Discover the Arts! Each day a different image from the Literary, Performing, or Visual Arts representing a portion of Scripture
plus an explanation with links

2018 April 8

Mocking of Job (1645-1649)
Gioacchino Assereto (1600-1649)
Baroque Style
Szepmuveszeti Muzeum, Budapest, Hungary
Image Source: Web Gallery of Art

     [ Illustration: In his second reply, Eliphaz becomes more strident against Job than before, as depicted in today's painting. ]


[ I will again be working through the Scriptures from Genesis to Revelation. I will be adding links, resources, images, and the like, upgrading the former work-through which began with the 2013-10-12 posting which can be found, along with the full Genesis to Revelation postings, in the Archive Page. Postings will be at midnight Eastern Time, as I am able. However, no chapters will be skipped, even though a posting may be late. And all postings will be housed in the Archive Page. ]

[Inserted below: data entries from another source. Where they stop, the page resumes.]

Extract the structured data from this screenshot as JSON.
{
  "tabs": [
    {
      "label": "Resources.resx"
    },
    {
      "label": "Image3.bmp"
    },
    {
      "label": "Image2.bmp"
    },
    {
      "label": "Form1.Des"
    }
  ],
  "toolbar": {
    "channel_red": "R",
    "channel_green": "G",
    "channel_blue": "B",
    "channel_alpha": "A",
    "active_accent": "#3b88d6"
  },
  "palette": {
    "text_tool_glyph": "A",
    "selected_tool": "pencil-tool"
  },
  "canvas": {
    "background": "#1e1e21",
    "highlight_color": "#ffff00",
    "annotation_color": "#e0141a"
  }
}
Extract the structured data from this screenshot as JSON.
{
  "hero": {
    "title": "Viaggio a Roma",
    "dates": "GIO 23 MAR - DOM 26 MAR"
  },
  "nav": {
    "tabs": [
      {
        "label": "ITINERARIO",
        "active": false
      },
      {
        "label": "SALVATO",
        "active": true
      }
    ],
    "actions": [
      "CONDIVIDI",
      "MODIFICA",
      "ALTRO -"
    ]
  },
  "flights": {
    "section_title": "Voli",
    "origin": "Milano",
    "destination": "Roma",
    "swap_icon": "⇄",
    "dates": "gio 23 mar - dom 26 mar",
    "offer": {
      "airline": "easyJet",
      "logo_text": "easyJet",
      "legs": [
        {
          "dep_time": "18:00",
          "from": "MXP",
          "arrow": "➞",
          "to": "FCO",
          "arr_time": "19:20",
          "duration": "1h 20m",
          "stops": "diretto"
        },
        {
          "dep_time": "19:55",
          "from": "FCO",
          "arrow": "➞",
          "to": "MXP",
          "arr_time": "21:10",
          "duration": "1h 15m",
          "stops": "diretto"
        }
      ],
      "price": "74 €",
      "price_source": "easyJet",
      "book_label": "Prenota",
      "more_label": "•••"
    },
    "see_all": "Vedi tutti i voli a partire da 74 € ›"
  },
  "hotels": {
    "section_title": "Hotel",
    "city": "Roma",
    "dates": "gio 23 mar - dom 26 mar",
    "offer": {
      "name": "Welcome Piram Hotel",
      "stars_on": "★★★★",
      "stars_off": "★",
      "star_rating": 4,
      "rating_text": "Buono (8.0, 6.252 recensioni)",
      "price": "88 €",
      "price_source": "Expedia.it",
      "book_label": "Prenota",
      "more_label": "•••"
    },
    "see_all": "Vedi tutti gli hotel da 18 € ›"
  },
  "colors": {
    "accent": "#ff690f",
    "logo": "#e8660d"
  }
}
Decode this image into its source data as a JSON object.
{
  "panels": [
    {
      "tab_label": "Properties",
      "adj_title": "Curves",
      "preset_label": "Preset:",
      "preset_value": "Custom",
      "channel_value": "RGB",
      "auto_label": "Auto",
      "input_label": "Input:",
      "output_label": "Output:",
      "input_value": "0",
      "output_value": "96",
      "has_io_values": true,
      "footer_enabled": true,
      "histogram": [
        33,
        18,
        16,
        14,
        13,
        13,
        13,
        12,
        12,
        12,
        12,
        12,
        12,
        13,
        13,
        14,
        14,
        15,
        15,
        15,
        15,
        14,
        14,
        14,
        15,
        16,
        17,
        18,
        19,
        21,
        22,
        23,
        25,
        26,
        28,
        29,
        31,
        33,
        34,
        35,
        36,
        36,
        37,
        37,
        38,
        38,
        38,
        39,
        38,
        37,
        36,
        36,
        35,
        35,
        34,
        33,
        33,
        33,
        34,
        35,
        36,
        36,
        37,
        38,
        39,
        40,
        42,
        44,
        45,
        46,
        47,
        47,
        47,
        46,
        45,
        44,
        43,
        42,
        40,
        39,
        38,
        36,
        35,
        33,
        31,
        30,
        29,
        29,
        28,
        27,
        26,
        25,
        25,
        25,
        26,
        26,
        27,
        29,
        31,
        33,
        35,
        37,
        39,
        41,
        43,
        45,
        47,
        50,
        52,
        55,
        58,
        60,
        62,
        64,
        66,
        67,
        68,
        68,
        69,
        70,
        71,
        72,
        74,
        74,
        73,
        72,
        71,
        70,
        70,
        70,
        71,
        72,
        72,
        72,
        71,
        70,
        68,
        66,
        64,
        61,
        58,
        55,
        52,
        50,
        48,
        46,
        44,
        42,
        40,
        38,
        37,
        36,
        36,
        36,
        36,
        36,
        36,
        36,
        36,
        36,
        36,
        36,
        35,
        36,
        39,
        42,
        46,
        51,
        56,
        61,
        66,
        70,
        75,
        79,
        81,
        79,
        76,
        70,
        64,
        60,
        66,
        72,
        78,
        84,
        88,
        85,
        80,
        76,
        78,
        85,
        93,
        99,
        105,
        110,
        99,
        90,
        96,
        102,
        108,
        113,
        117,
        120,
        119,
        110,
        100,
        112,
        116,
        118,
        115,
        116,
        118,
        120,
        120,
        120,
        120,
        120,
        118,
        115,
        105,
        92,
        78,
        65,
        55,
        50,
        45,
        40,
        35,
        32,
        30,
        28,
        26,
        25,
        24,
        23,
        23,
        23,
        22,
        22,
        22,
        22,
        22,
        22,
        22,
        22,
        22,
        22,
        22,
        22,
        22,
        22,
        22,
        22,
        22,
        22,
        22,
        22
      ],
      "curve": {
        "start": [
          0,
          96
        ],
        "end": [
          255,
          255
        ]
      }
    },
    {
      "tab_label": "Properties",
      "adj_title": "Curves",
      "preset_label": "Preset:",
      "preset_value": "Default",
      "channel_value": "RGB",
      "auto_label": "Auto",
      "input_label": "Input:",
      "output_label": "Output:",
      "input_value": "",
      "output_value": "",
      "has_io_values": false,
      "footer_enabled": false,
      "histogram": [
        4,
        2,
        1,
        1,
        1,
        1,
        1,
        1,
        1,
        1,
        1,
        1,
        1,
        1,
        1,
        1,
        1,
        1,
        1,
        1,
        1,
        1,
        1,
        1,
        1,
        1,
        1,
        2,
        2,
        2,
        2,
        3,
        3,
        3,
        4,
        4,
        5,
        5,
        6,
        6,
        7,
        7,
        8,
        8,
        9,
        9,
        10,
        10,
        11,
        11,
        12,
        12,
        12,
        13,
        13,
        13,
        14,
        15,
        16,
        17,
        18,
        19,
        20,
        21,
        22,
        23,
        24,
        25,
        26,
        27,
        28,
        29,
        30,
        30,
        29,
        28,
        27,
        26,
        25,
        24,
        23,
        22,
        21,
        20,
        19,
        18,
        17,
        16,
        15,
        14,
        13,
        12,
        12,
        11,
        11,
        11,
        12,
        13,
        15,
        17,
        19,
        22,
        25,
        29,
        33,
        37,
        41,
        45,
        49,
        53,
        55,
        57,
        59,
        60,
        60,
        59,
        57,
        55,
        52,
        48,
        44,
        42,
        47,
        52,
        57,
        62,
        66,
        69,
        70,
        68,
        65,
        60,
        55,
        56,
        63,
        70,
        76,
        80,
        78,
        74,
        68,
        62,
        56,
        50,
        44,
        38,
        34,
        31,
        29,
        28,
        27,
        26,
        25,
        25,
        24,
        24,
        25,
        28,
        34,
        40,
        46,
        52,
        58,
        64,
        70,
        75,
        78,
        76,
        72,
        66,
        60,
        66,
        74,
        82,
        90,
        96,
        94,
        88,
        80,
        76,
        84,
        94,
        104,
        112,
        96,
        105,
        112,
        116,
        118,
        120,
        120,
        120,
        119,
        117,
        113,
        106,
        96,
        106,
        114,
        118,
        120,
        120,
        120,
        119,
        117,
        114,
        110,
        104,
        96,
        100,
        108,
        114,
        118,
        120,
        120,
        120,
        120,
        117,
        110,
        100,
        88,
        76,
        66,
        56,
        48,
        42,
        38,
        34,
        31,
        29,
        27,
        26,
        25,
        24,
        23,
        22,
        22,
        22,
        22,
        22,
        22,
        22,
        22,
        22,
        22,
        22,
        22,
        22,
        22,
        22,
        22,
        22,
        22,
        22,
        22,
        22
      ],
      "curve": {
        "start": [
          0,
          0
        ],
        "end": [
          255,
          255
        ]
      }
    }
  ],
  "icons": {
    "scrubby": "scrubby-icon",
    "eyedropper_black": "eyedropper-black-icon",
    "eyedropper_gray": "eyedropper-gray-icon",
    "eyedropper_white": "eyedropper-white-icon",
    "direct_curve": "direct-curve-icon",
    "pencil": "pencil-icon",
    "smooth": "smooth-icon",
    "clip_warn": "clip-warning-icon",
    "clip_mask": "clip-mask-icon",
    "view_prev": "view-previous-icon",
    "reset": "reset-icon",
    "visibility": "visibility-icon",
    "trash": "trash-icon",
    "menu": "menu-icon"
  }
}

     Explanation: In Job 15, Eliphaz begins his second answer to Job, thus beginning the second round of dialogue.
     Eliphaz answered Job in anger (1).
     He said that Job's knowledge was empty, and his belly was filled with the east wind. He said that Job's words were unprofitable and worthless. He said that Job was both fearless and prayerless before God and that his mouth uttered iniquity and craftiness. (The charge of prayerlessness is remarkable since Job included prayers to God in his answers, addressing both his friends and the LORD). Eliphaz said that Job's own mouth condemned him (2-6).
     He said that Job had no special knowledge either from nature or from God. And Eliphaz said that he and his friends a knew as much as Job did. Moreover, said Eliphaz, men who were older than Job's father (and therefore wiser) were with them, implying that their wisdom was not only equal to Job's, it was superior (7-10).
     Then, incredibly, Eliphaz uttered a statement laced with hubris and insensitivity. The ESV best captures the sense of the statement: "Are the comforts of God too small for you, or the word that deals gently with you?" (verse 11).
     Thus Eliphaz was claiming that he and his friends were bringing the comforts of God to Job with gentle words! But the tone of the men was anything but gentle in the previous chapters; and their accusations were based only on speculation, not on evidence; so they could hardly be called "the comforts of God." Furthermore, Eliphaz accused Job of turning his spirit against God (12).
     Then Eliphaz, (correctly), said that man could be neither clean nor righteous. He said that God did not put his trust in his saints; and even the heavens were not clean in his sight; so "How much more abominable and filthy is man, which drinks iniquity like water?" Job had made similar observations (Job 9:2, Job 14:4). The question was not whether man was inherently righteous. He is not. Job and all the others knew this and acknowledged it. Rather, the question was whether Job had done something which merited the destruction that came upon him. He had not. God acknowledged Job's innocence twice in the first two chapters of the book. And Job tried repeatedly to make this point. But Job's accusers ignored it repeatedly. They held constantly to the false premise that affliction is a sure sign of punishment for sin. Rather, from a Biblical perspective, affliction comes for two reasons -- as a punishment for sin (in some cases) or as a challenge to obedience (in all cases). The supreme example of the latter is to be found in the life of Jesus Christ. He is described in Scripture as "holy, harmless, and undefiled" (Hebrews 7:26). Yet, says Hebrews 5:8, "he learned obedience by the things he suffered" (13-16).
     Eliphaz then asserted that old and wise men had told him that "the wicked man travails with pain all his days"; and the destroyer comes upon him. (This is decidedly untrue in many cases, as shown in various Scriptures such as Psalm 73 and Psalm 37). Eliphaz continues such assertions throughout the rest of his speech, stating that the wicked experience darkness, sword, famine, anguish, and the like. And in the midst of his security, though he is well fed, the wicked one becomes desolate; and his trust is vain. Their habitations are consumed by fire because they conceive mischief, and bring forth vanity, and prepare deceit. Implicitly, Eliphaz applied all of this to Job (17-35).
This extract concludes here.